The editors, you have to understand, were Red Brigades sympathizers—Brigatiste. The Red Brigades were the leftwing terror group locked in a struggle with a corrupt, rightwing government that was itself riddled by connections with the Mafia, clandestine Masonic order P2, and dubious Vatican financial organs. These years were the height of terrorist violence and state repression/provocation, and the Brass entourage felt themselves to be firmly in the rebel camp. This view informed their work on the movie, without doubt. But revolutionary socialism did not stop the editors from residing in a grand house in one of London’s poshest streets, Eaton Terrace (try as I might, I could not correct their pronunciation of “Ayaton Terr-achay”). Why, some objects such as books were even expropriated by the Brigatiste in the name of wealth redistribution or workers’ re-education. Some liberated books were thrust into my hands. I have to confess that two history volumes from the house accompanied me through Oxford studies, to my eternal shame. I still mean to return them but somehow can never recall the house number.

Anyhow, the flesh-fest continued on the Prevost screen or Twickenham’s preview theatre. My fondest memories of corrupting but brilliant images were: the long tracking shot in which about one hundred of Rome’s finest prostitutes bent over, naked, and each one in turn ran her forefinger between her legs as the camera dollied past; the African slave waggling his huge greased penis as it shone under Silvano Ippoliti’s golden lighting; an automated spanking machine which thrashed the proffered buttocks of yet more hapless Roman prostitutes.
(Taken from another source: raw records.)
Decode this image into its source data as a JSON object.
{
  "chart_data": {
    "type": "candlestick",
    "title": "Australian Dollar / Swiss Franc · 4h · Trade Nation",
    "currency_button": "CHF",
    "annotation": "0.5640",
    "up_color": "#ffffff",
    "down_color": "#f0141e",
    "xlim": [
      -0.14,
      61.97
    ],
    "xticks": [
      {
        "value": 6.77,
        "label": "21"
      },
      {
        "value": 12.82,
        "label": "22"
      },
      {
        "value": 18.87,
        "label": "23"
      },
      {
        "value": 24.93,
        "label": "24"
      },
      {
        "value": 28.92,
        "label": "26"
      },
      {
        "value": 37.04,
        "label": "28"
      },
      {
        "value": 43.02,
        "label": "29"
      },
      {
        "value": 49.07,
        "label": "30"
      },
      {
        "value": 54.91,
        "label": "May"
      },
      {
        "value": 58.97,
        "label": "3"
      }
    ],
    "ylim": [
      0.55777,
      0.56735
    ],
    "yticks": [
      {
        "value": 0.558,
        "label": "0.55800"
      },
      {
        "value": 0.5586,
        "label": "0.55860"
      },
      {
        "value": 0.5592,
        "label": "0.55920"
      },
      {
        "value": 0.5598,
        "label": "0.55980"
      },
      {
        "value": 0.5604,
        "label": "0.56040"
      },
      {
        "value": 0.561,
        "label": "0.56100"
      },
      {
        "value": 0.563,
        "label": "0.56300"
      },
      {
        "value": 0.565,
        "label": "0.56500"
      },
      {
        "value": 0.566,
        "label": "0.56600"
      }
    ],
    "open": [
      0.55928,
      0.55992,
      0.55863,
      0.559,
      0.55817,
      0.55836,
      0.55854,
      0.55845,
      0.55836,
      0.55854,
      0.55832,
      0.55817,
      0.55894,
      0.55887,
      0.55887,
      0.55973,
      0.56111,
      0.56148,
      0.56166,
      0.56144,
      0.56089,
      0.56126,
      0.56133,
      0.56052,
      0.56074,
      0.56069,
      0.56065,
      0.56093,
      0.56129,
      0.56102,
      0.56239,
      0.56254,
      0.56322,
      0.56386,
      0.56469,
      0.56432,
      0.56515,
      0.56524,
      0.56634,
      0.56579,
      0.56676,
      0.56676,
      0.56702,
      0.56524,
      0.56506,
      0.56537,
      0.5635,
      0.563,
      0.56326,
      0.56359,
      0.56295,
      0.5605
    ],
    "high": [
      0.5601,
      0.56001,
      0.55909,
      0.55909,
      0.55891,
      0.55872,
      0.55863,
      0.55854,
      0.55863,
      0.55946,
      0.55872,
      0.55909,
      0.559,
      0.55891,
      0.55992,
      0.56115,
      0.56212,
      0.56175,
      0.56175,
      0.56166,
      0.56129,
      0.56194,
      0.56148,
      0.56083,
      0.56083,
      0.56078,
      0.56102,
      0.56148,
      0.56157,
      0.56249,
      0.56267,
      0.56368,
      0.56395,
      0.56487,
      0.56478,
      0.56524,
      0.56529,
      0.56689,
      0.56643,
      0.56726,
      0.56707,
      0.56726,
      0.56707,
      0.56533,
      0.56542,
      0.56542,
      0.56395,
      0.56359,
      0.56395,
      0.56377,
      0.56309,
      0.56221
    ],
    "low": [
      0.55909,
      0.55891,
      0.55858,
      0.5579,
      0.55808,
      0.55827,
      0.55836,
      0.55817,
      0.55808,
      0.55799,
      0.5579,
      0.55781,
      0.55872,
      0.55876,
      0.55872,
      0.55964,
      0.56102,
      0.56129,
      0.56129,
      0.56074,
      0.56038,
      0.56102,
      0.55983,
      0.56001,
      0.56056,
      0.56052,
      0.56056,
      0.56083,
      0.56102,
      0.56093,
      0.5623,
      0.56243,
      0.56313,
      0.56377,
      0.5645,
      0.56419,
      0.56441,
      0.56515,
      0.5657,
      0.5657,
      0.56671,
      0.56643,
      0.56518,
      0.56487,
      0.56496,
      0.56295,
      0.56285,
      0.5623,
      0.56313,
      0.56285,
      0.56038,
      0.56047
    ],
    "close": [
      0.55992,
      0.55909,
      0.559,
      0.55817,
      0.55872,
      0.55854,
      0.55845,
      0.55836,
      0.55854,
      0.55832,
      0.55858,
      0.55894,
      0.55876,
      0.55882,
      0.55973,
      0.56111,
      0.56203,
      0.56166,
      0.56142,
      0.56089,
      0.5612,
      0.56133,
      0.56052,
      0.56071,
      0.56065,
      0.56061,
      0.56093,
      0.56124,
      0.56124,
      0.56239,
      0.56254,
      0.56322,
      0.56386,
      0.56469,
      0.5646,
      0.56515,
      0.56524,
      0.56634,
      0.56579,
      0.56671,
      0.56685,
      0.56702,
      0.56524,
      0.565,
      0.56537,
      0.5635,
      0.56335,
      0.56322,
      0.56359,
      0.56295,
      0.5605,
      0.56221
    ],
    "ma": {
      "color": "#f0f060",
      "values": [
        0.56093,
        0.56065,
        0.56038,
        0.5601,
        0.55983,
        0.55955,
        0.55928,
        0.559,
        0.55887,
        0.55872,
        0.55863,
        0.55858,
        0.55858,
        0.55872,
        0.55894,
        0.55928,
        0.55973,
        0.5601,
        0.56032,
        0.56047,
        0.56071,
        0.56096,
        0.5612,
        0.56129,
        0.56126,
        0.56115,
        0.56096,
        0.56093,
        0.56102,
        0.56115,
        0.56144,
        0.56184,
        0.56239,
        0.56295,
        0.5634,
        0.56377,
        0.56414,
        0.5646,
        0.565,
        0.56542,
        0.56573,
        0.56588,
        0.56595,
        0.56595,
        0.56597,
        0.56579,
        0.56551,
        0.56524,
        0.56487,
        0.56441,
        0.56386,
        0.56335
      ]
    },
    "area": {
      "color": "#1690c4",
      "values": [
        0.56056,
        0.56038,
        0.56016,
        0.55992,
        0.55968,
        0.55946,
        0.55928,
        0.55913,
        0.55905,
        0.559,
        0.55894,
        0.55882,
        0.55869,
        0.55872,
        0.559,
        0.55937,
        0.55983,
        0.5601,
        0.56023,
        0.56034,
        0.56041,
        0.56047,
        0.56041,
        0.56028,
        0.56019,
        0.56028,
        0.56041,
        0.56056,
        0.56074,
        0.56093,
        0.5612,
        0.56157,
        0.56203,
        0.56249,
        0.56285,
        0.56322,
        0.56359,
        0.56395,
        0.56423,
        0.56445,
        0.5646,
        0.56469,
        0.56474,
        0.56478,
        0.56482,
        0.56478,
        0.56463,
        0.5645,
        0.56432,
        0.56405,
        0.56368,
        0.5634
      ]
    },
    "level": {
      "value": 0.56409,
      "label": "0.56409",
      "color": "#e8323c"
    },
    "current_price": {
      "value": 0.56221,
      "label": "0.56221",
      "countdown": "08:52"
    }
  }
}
I do not recall seeing any of these images in the version of Caligula I caught on its UK theatrical release. Perhaps they made it to a bootleg or porno version?

As January turned into February, I had the honour to meet Malcolm McDowell, who seemed to be very close, creatively, to Tinto. He turned up to see if he could help. The material was not shaping up fast in any sense, as I recall. In his WW2 flying jacket, Malcolm seemed to be still the youthful rebel of If...., cocking a snook at the conventional capitalist film biz. (In actual fact the jacket went perfectly with the WW2-era Nissen-style huts in which the Prevost monster was kennelled.) I cannot help thinking that this dashing rebel image was, in part, why Tinto cast Malcolm. And whereas I cannot claim to have had any kind of dialogue with Tinto, Malcolm was very communicative and collaborative on the short visits he made. The Italians basically expected me to coil rolls of film and translate. Malcolm was different.
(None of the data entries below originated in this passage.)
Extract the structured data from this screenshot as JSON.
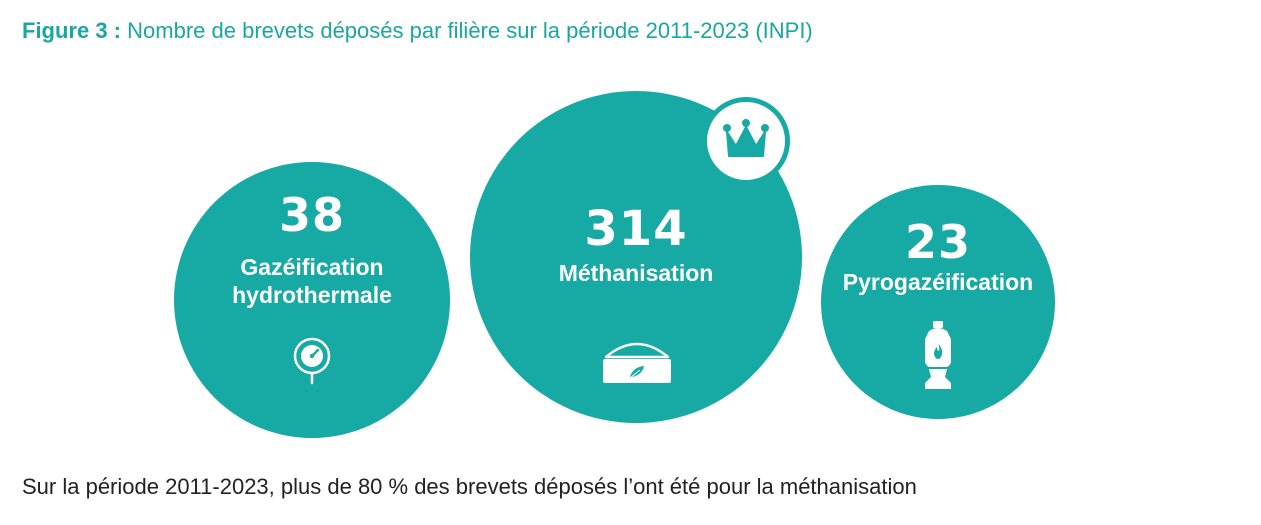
{
  "caption": {
    "label": "Figure 3 :",
    "text": "Nombre de brevets déposés par filière sur la période 2011-2023 (INPI)"
  },
  "footer": "Sur la période 2011-2023, plus de 80 % des brevets déposés l’ont été pour la méthanisation",
  "colors": {
    "bubble": "#17a9a3",
    "caption": "#1aa6a1",
    "text_on_bubble": "#ffffff"
  },
  "chart_data": {
    "type": "bubble",
    "title": "Nombre de brevets déposés par filière sur la période 2011-2023 (INPI)",
    "categories": [
      "Gazéification hydrothermale",
      "Méthanisation",
      "Pyrogazéification"
    ],
    "values": [
      38,
      314,
      23
    ],
    "highlight": "Méthanisation",
    "icons": [
      "pressure-gauge-icon",
      "biogas-digester-icon",
      "gas-cylinder-icon"
    ]
  },
  "bubbles": [
    {
      "value": "38",
      "line1": "Gazéification",
      "line2": "hydrothermale",
      "icon": "pressure-gauge-icon"
    },
    {
      "value": "314",
      "line1": "Méthanisation",
      "line2": "",
      "icon": "biogas-digester-icon"
    },
    {
      "value": "23",
      "line1": "Pyrogazéification",
      "line2": "",
      "icon": "gas-cylinder-icon"
    }
  ],
  "badge": {
    "icon": "crown-icon"
  }
}
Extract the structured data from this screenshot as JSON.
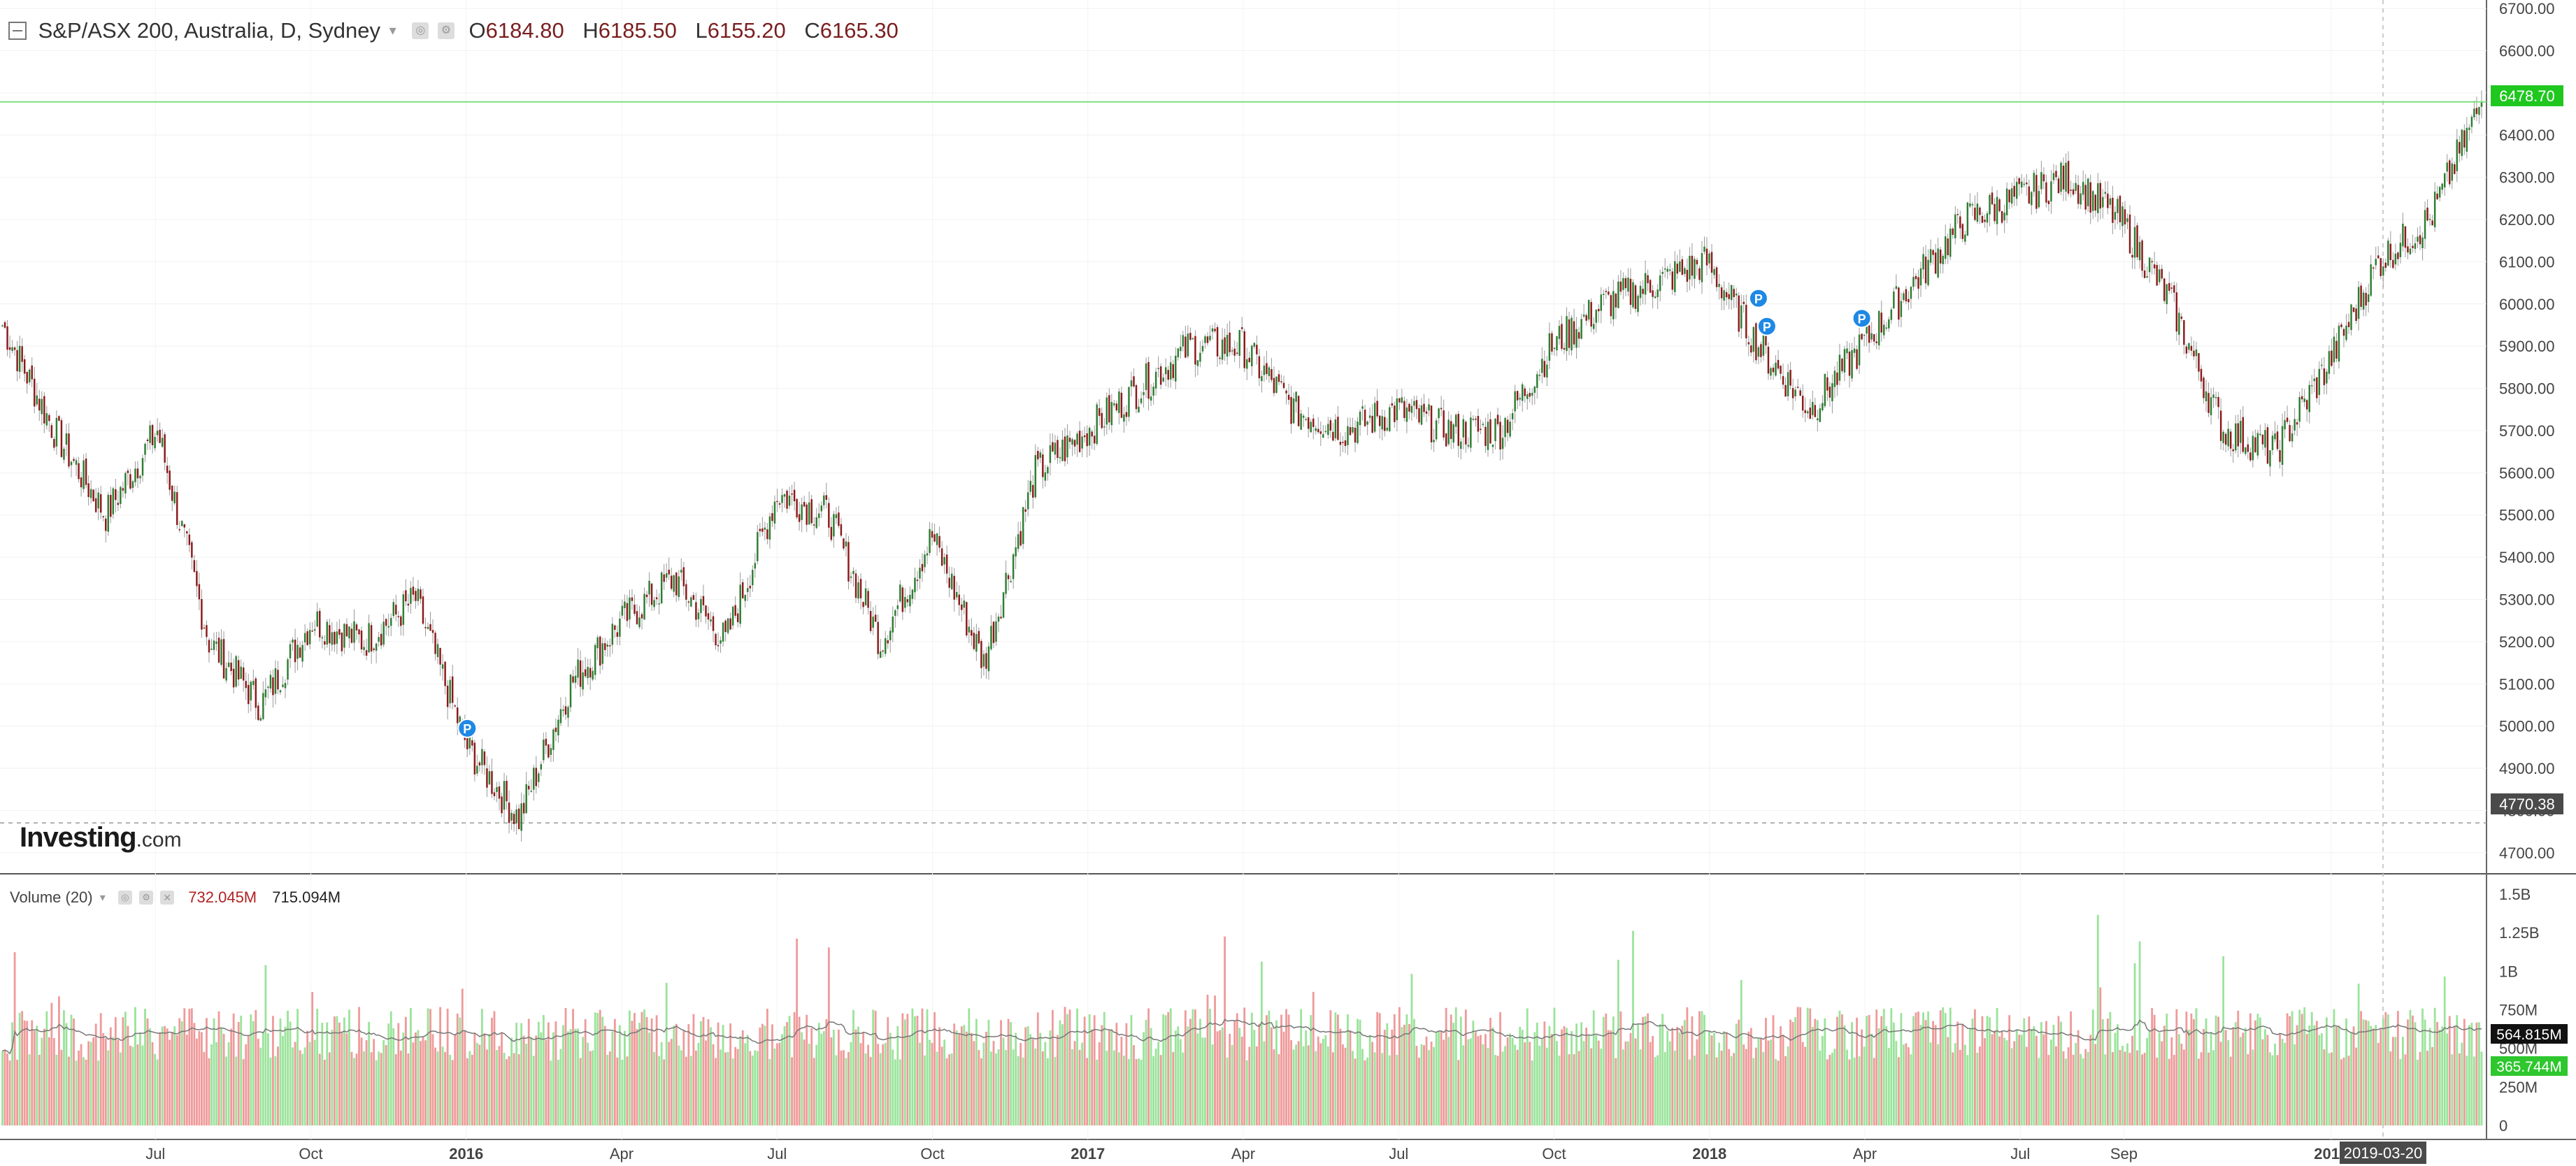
{
  "header": {
    "symbol": "S&P/ASX 200, Australia, D, Sydney",
    "ohlc": [
      {
        "label": "O",
        "value": "6184.80"
      },
      {
        "label": "H",
        "value": "6185.50"
      },
      {
        "label": "L",
        "value": "6155.20"
      },
      {
        "label": "C",
        "value": "6165.30"
      }
    ]
  },
  "volume_header": {
    "title": "Volume (20)",
    "value_red": "732.045M",
    "value_black": "715.094M"
  },
  "watermark": {
    "brand": "Investing",
    "suffix": ".com"
  },
  "price_axis": {
    "ticks": [
      "6700.00",
      "6600.00",
      "6500.00",
      "6400.00",
      "6300.00",
      "6200.00",
      "6100.00",
      "6000.00",
      "5900.00",
      "5800.00",
      "5700.00",
      "5600.00",
      "5500.00",
      "5400.00",
      "5300.00",
      "5200.00",
      "5100.00",
      "5000.00",
      "4900.00",
      "4800.00",
      "4700.00"
    ],
    "last_price_label": "6478.70",
    "crosshair_price_label": "4770.38"
  },
  "volume_axis": {
    "ticks": [
      "1.5B",
      "1.25B",
      "1B",
      "750M",
      "500M",
      "250M",
      "0"
    ],
    "ma_label": "564.815M",
    "last_label": "365.744M"
  },
  "time_axis": {
    "labels": [
      "Jul",
      "Oct",
      "2016",
      "Apr",
      "Jul",
      "Oct",
      "2017",
      "Apr",
      "Jul",
      "Oct",
      "2018",
      "Apr",
      "Jul",
      "Sep",
      "2019"
    ],
    "crosshair_date": "2019-03-20"
  },
  "chart_data": [
    {
      "type": "candlestick",
      "title": "S&P/ASX 200, Australia, D, Sydney",
      "ylim": [
        4650,
        6720
      ],
      "x_range": [
        "2015-04",
        "2019-04"
      ],
      "x": [
        "2015-04",
        "2015-05",
        "2015-06",
        "2015-07",
        "2015-08",
        "2015-09",
        "2015-10",
        "2015-11",
        "2015-12",
        "2016-01",
        "2016-02",
        "2016-03",
        "2016-04",
        "2016-05",
        "2016-06",
        "2016-07",
        "2016-08",
        "2016-09",
        "2016-10",
        "2016-11",
        "2016-12",
        "2017-01",
        "2017-02",
        "2017-03",
        "2017-04",
        "2017-05",
        "2017-06",
        "2017-07",
        "2017-08",
        "2017-09",
        "2017-10",
        "2017-11",
        "2017-12",
        "2018-01",
        "2018-02",
        "2018-03",
        "2018-04",
        "2018-05",
        "2018-06",
        "2018-07",
        "2018-08",
        "2018-09",
        "2018-10",
        "2018-11",
        "2018-12",
        "2019-01",
        "2019-02",
        "2019-03",
        "2019-04"
      ],
      "close": [
        5950,
        5700,
        5500,
        5700,
        5200,
        5050,
        5250,
        5200,
        5300,
        4950,
        4780,
        5100,
        5250,
        5350,
        5200,
        5550,
        5500,
        5200,
        5450,
        5150,
        5600,
        5700,
        5800,
        5900,
        5900,
        5750,
        5700,
        5750,
        5700,
        5700,
        5900,
        6000,
        6050,
        6100,
        5900,
        5750,
        5900,
        6050,
        6200,
        6250,
        6300,
        6200,
        6000,
        5700,
        5650,
        5850,
        6100,
        6200,
        6478.7
      ],
      "last_price": 6478.7,
      "crosshair_price": 4770.38,
      "markers": [
        {
          "x": "2016-01",
          "label": "P"
        },
        {
          "x": "2018-02",
          "label": "P"
        },
        {
          "x": "2018-02",
          "label": "P"
        },
        {
          "x": "2018-04",
          "label": "P"
        }
      ]
    },
    {
      "type": "bar",
      "title": "Volume (20)",
      "ylim": [
        0,
        1550000000
      ],
      "moving_average_period": 20,
      "last_volume": 365744000,
      "last_ma": 564815000,
      "crosshair_date": "2019-03-20"
    }
  ]
}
The rumours that I heard at the time were that Guccione was issuing instructions to Brass to turn in a film that would be palatable to cinema owners and local authorities and thereby allow Penthouse a chance to recoup. There was never any sense, in the ten or so weeks that I was there, that this was going to happen.

Tension inevitably mounted.

One bitterly cold morning in early March, I arrived at Twickenham to find the Prevost monster sitting in the snow. It had been unceremoniously heaved out of its kennel. The doors to the cutting room were securely locked. It was, indeed, a management lockout. We were all fired. Thus endeth the lesson of Tinto, Tinta and the Brigatiste film editors.
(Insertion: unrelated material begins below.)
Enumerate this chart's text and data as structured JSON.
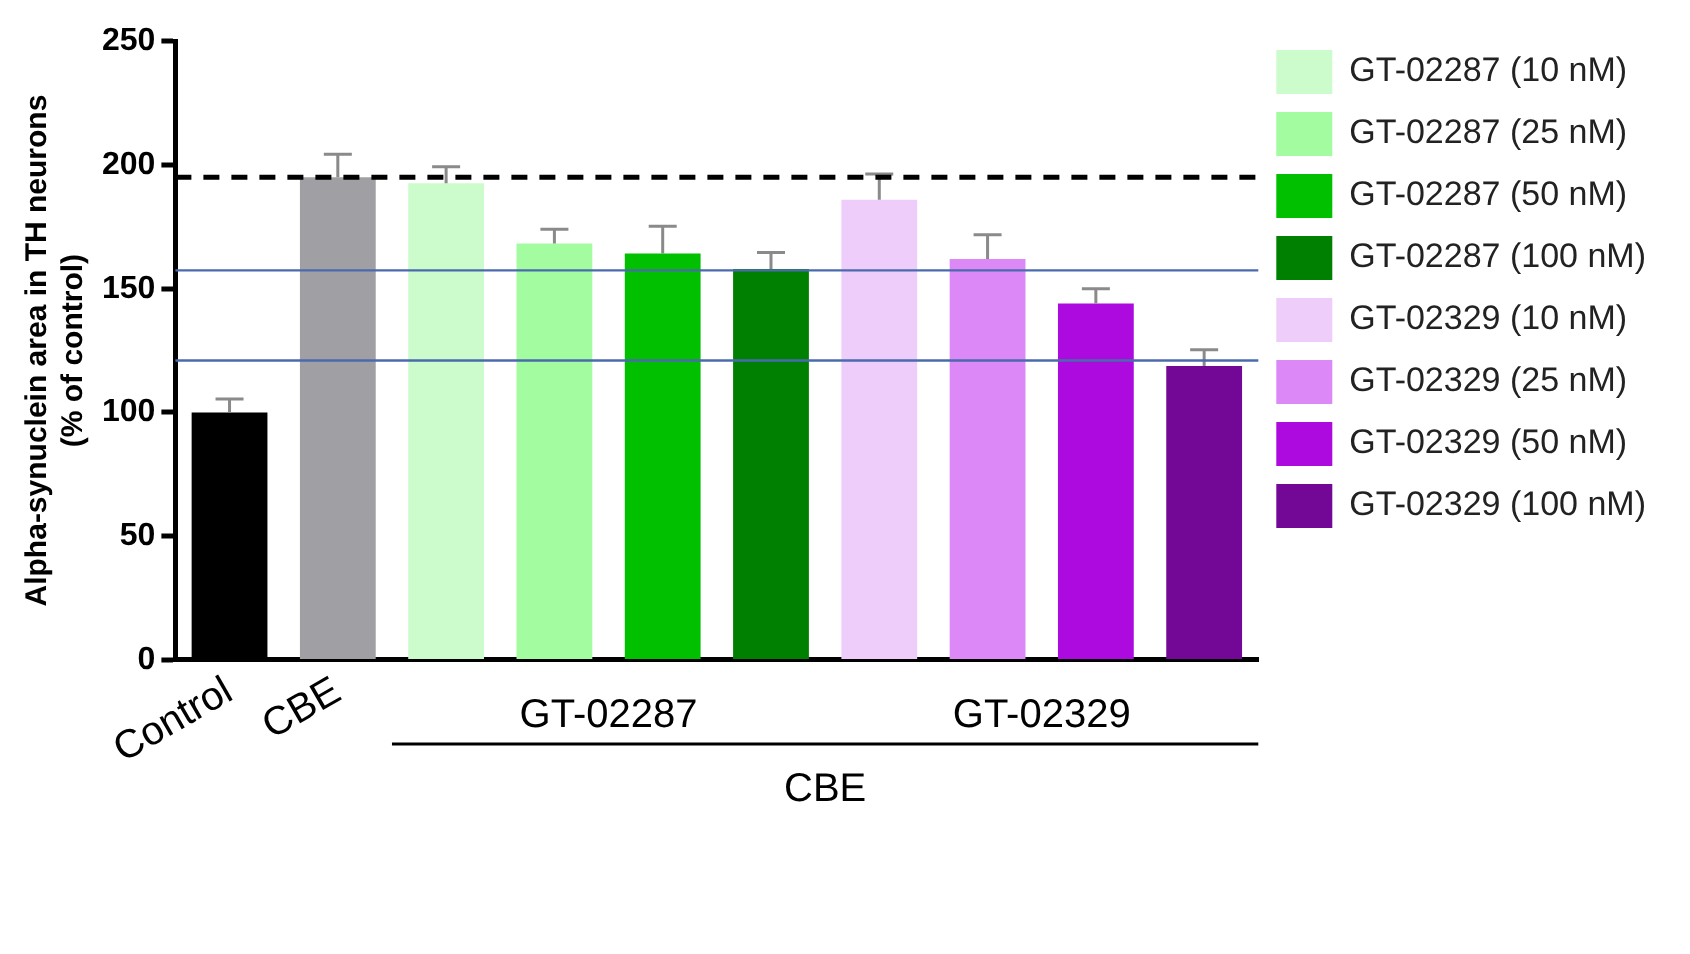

Seeking my own escape, I flew off to a kibbutz. Then, in Berlin, I fitted in another film-crew experience before commencing studies at Balliol College.

Some 17 years later, as a director of what would become BBC 2’s most successful drama series of the decade (Our Friends in the North), I came to cast Malcolm McDowell as a London gangster-pornographer, bringing him back to British film-making for the first time since the 1970s. We enjoyed catching up on our old experiences (though I am not sure he had actually remembered me at all). Malcolm had some excellent stories, of course, such as the time that poor Helen Mirren ran crying from a screening theatre after witnessing a gynecological exposure that Tinto had promised would not happen. Rather more chillingly, there were stories of organized crime and retribution in the fallout from the movie which he had heard of, but as nobody can vouch if they are true, they cannot be repeated.

Looking back now, I remain grateful to the late, big Don Getz in his colourful jacket and my nanny Bruna from Naples for giving me a suitably exciting entry into the world of professional film-making.